Los vídeos de El Nuevo Día-en línea demostraron escenas de un reciente episodio de la serie de ataques policíacos contra estudiantes huelguistas de la Universidad de Puerto Rico efectuados a lo largo de los últimos meses. Que este breve episodio involucre acciones de desobediencia pacífica no lo hace menos perturbador que las imágenes de las numerosas agresiones cometidas por la Policía contra estudiantes manifestantes durante el tiempo que lleva la huelga, incluyendo las agresiones sexuales contra mujeres estudiantes también mostradas en los vídeos de El Nuevo Día.
La secuencia a la que me refiero muestra la interacción entre huelguistas sentados en actitud no-violenta, admirablemente disciplinada y los policías encargados de suprimirlos. Los huelguistas actúan por el libro, permaneciendo inmóviles, evitando hacer el más mínimo gesto posible de interpretarse como “agresivo” o “amenazante”. Y los policías, al menos en esa escena, también actúan, a todas luces, según el manual que indudablemente sirvió para adiestrarlos, es decir, se ve que siguen un “procedimiento”. Y eso es lo monstruoso de la interacción exhibida. Encierra más violencia que las palizas y los ataques sexuales recibidos por los estudiantes de parte de la Policía. Vemos a ambos bandos, manifestantes y represores, involucrarse en un procedimiento convertido en técnica de no-violencia, donde el choque de los cuerpos y las armas, susceptible de politizarse como pasaje al acto en que el opresor ataca y el oprimido responde, es sustituido por el procedimiento de anulación de los cuerpos acorde a rutinas burocráticas que imposibilitan el acto, convirtiéndolo en trámite.
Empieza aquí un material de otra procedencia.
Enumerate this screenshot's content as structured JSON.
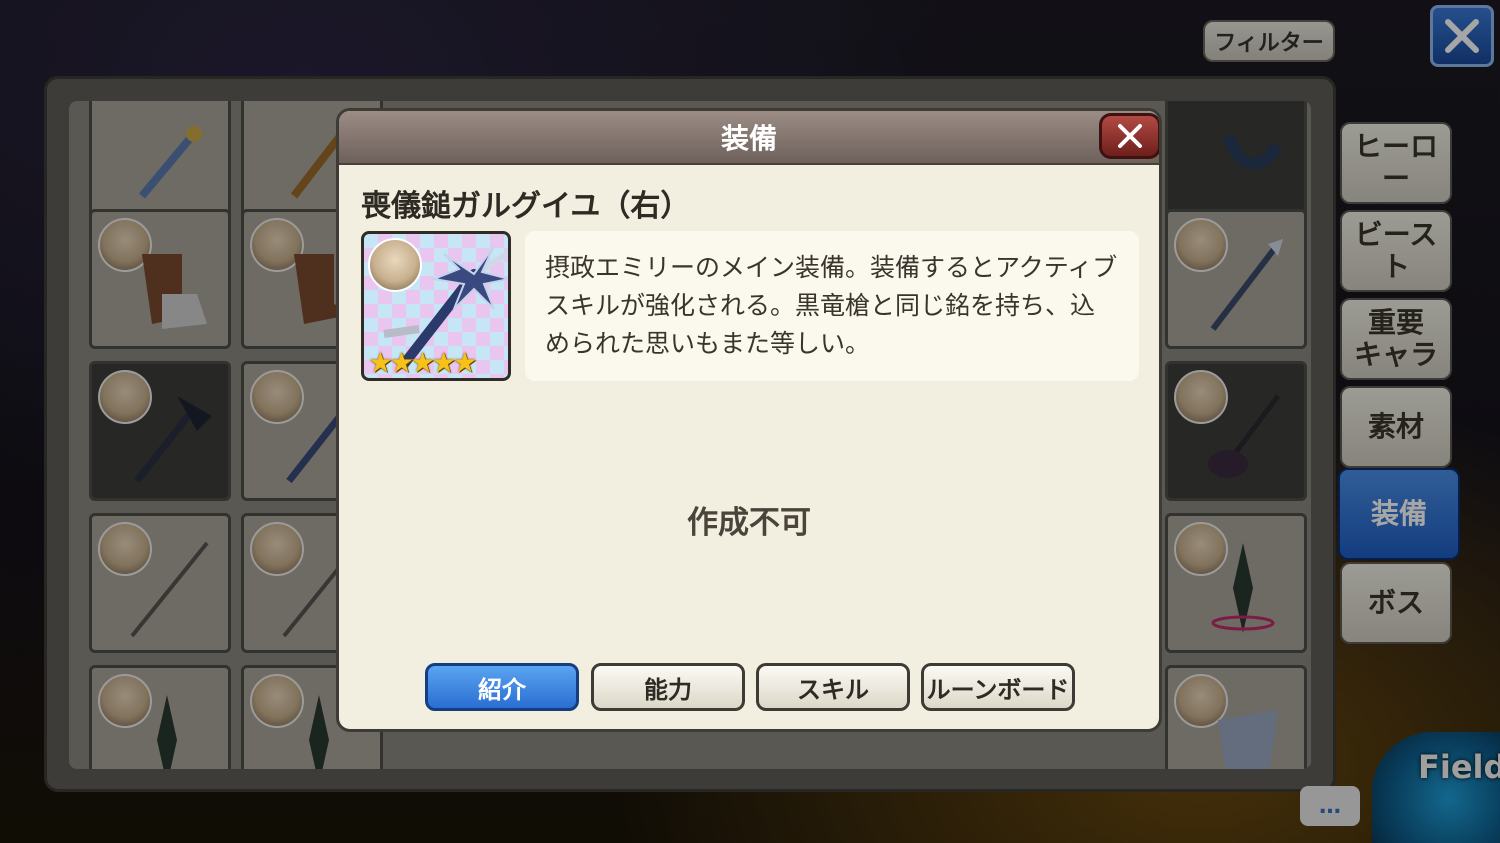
{
  "header": {
    "filter_label": "フィルター"
  },
  "tabs": [
    {
      "label": "ヒーロー",
      "active": false
    },
    {
      "label": "ビースト",
      "active": false
    },
    {
      "label": "重要\nキャラ",
      "active": false
    },
    {
      "label": "素材",
      "active": false
    },
    {
      "label": "装備",
      "active": true
    },
    {
      "label": "ボス",
      "active": false
    }
  ],
  "field_badge": "Field",
  "chat_icon": "…",
  "modal": {
    "title": "装備",
    "item_name": "喪儀鎚ガルグイユ（右）",
    "rarity_stars": "★★★★★",
    "description": "摂政エミリーのメイン装備。装備するとアクティブスキルが強化される。黒竜槍と同じ銘を持ち、込められた思いもまた等しい。",
    "status": "作成不可",
    "buttons": [
      {
        "label": "紹介",
        "active": true
      },
      {
        "label": "能力",
        "active": false
      },
      {
        "label": "スキル",
        "active": false
      },
      {
        "label": "ルーンボード",
        "active": false
      }
    ]
  },
  "colors": {
    "active_blue": "#2a6ed2",
    "header_mauve": "#8a7b75",
    "star_gold": "#f6c21a"
  }
}
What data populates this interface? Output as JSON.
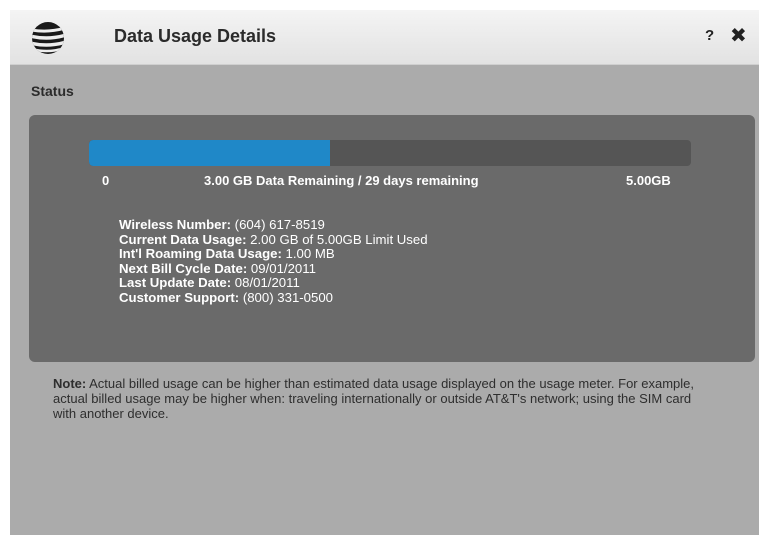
{
  "header": {
    "title": "Data Usage Details",
    "help_label": "?",
    "close_label": "✖",
    "logo_icon": "att-globe-logo"
  },
  "status": {
    "label": "Status",
    "progress_fraction": 0.4,
    "scale_min": "0",
    "scale_max": "5.00GB",
    "remaining_text": "3.00 GB Data Remaining / 29 days remaining",
    "bar_color": "#1f88c8"
  },
  "details": [
    {
      "label": "Wireless Number:",
      "value": " (604) 617-8519"
    },
    {
      "label": "Current Data Usage:",
      "value": " 2.00 GB of 5.00GB Limit Used"
    },
    {
      "label": "Int'l Roaming Data Usage:",
      "value": " 1.00 MB"
    },
    {
      "label": "Next Bill Cycle Date:",
      "value": " 09/01/2011"
    },
    {
      "label": "Last Update Date:",
      "value": " 08/01/2011"
    },
    {
      "label": "Customer Support:",
      "value": " (800) 331-0500"
    }
  ],
  "note": {
    "label": "Note:",
    "text": " Actual billed usage can be higher than estimated data usage displayed on the usage meter. For example, actual billed usage may be higher when: traveling internationally or outside AT&T's network; using the SIM card with another device."
  }
}
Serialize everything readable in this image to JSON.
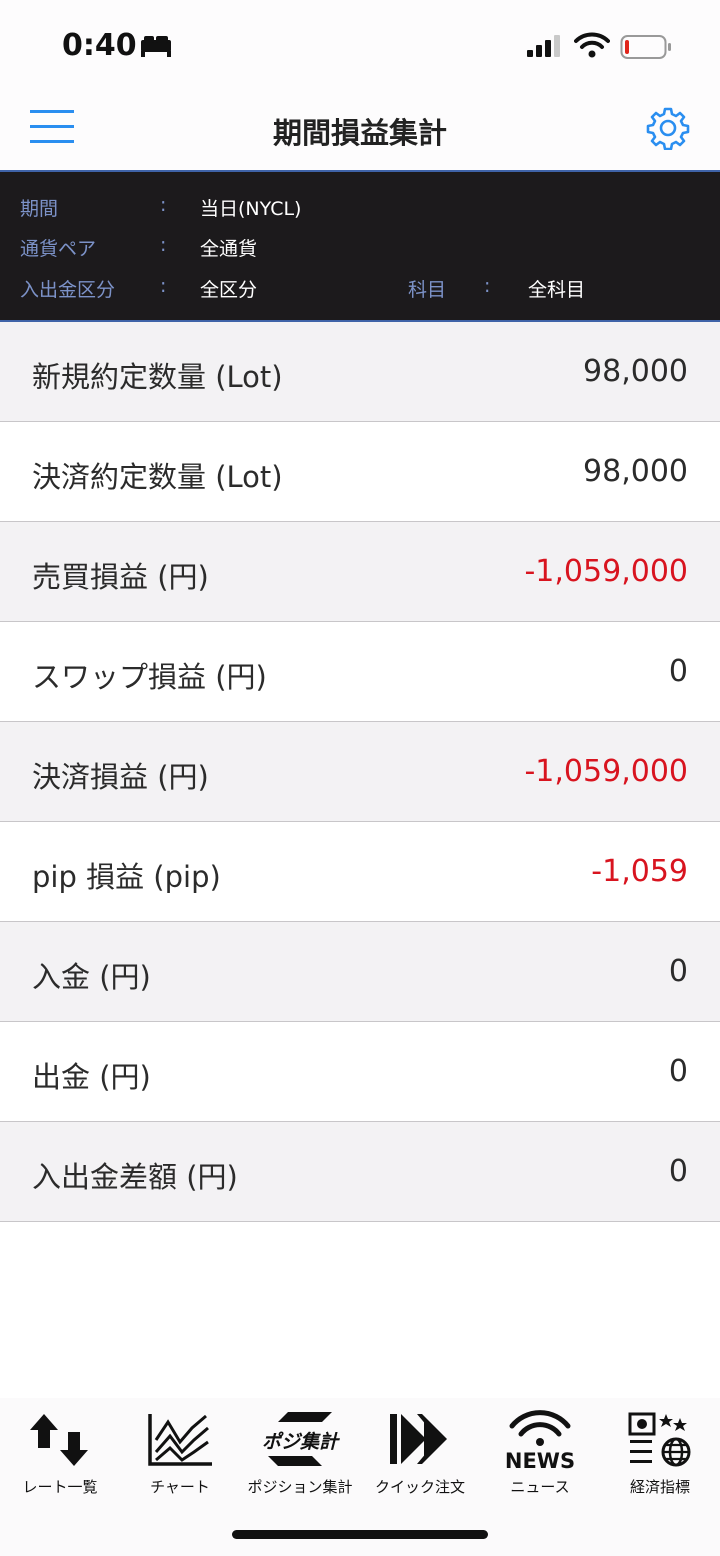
{
  "status_bar": {
    "time": "0:40",
    "icons": [
      "bed-icon",
      "cellular-signal-icon",
      "wifi-icon",
      "battery-low-icon"
    ]
  },
  "header": {
    "title": "期間損益集計",
    "menu_icon": "hamburger-menu-icon",
    "settings_icon": "gear-icon",
    "accent_color": "#2a8ef0"
  },
  "filters": {
    "colon": ":",
    "period": {
      "label": "期間",
      "value": "当日(NYCL)"
    },
    "currency_pair": {
      "label": "通貨ペア",
      "value": "全通貨"
    },
    "deposit_type": {
      "label": "入出金区分",
      "value": "全区分"
    },
    "subject": {
      "label": "科目",
      "value": "全科目"
    }
  },
  "rows": [
    {
      "label": "新規約定数量 (Lot)",
      "value": "98,000",
      "negative": false
    },
    {
      "label": "決済約定数量 (Lot)",
      "value": "98,000",
      "negative": false
    },
    {
      "label": "売買損益 (円)",
      "value": "-1,059,000",
      "negative": true
    },
    {
      "label": "スワップ損益 (円)",
      "value": "0",
      "negative": false
    },
    {
      "label": "決済損益 (円)",
      "value": "-1,059,000",
      "negative": true
    },
    {
      "label": "pip 損益 (pip)",
      "value": "-1,059",
      "negative": true
    },
    {
      "label": "入金 (円)",
      "value": "0",
      "negative": false
    },
    {
      "label": "出金 (円)",
      "value": "0",
      "negative": false
    },
    {
      "label": "入出金差額 (円)",
      "value": "0",
      "negative": false
    }
  ],
  "tabbar": {
    "tabs": [
      {
        "label": "レート一覧",
        "icon": "rate-list-arrows-icon"
      },
      {
        "label": "チャート",
        "icon": "chart-icon"
      },
      {
        "label": "ポジション集計",
        "icon": "position-summary-icon",
        "icon_text": "ポジ集計"
      },
      {
        "label": "クイック注文",
        "icon": "quick-order-icon"
      },
      {
        "label": "ニュース",
        "icon": "news-icon",
        "icon_text": "NEWS"
      },
      {
        "label": "経済指標",
        "icon": "economic-indicators-icon"
      }
    ]
  },
  "colors": {
    "negative": "#d8141f",
    "panel_background": "#1c1a1c",
    "panel_label": "#7c92c8",
    "row_alt": "#f3f2f4"
  }
}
Y la pena es que el oprimido colabora con los procedimientos que anulan su propia potencia de pasaje al acto y lo absorben dentro de la ley burocrática. El oprimido colabora así con el procedimiento que lo convierte en un problema técnico, de cómo manejar, neutralizar y disponer según convenientes criterios fisiológicos, legales y “éticos” de ese exceso irreductible que constituye un cuerpo rebelde, en resistencia. El opresor no deja de usar su dispositivo de fuerza en tanto y en cuanto mantiene sus armas como amenaza real y presente y como garantía de su monopolio de la violencia, mientras aplica unos procedimientos supuestamente terapéuticos para disponer de los cuerpos de los manifestantes pacíficos. Esos procedimientos en verdad constituyen una extensión del monopolio estatal de la violencia y al mismo tiempo una pantalla técnica que despoja el exceso político del pasaje al acto por parte del sujeto antisistema. Vemos en el vídeo cómo los policías aplican técnicas de reducción del cuerpo del protestante que comportan, precisamente por su carácter metódico, una pérfida cooptación del cuerpo-en-resistencia como cuerpo-manejable y maleable a las técnicas del biopoder, con lo que se cancela su exceso, su fuera de lugar con respecto al espacio estatal. Vemos cómo los policías sujetan las cabezas, cuellos y brazos de los manifestantes, aplicándoles agarres de presión anatómicamente calculados para someterlos mediante el dolor, sin necesidad de propinarles golpes causantes de heridas o hematomas. Mediante movimientos que paralizan a la víctima debido al dolor, se procede a esposarlos y transportarlos al centro de detención donde serán “legalmente” procesados. La víctima se pliega a este proceso y se deja hacer, cumpliendo su cometido de protestar mediante el gesto de no abandonar voluntariamente su protesta aunque sí acepta ser removida involuntariamente. El gesto del manifestante es digno, pero la manera en que su inmovilidad se conforma a fin de cuentas al dispositivo de seguridad del Estado, sumada a la manera en que éste también escenifica su gestión represiva como mera técnica de disposición de cuerpos que obstaculizan su funcionamiento, causa perturbación. Perturba que el acto de ocupar la calle, tan determinante para el imaginario político y contestatario moderno, se reduzca a un problema operacional de manejo de cuerpos y espacios al cual el Estado responde higiénicamente.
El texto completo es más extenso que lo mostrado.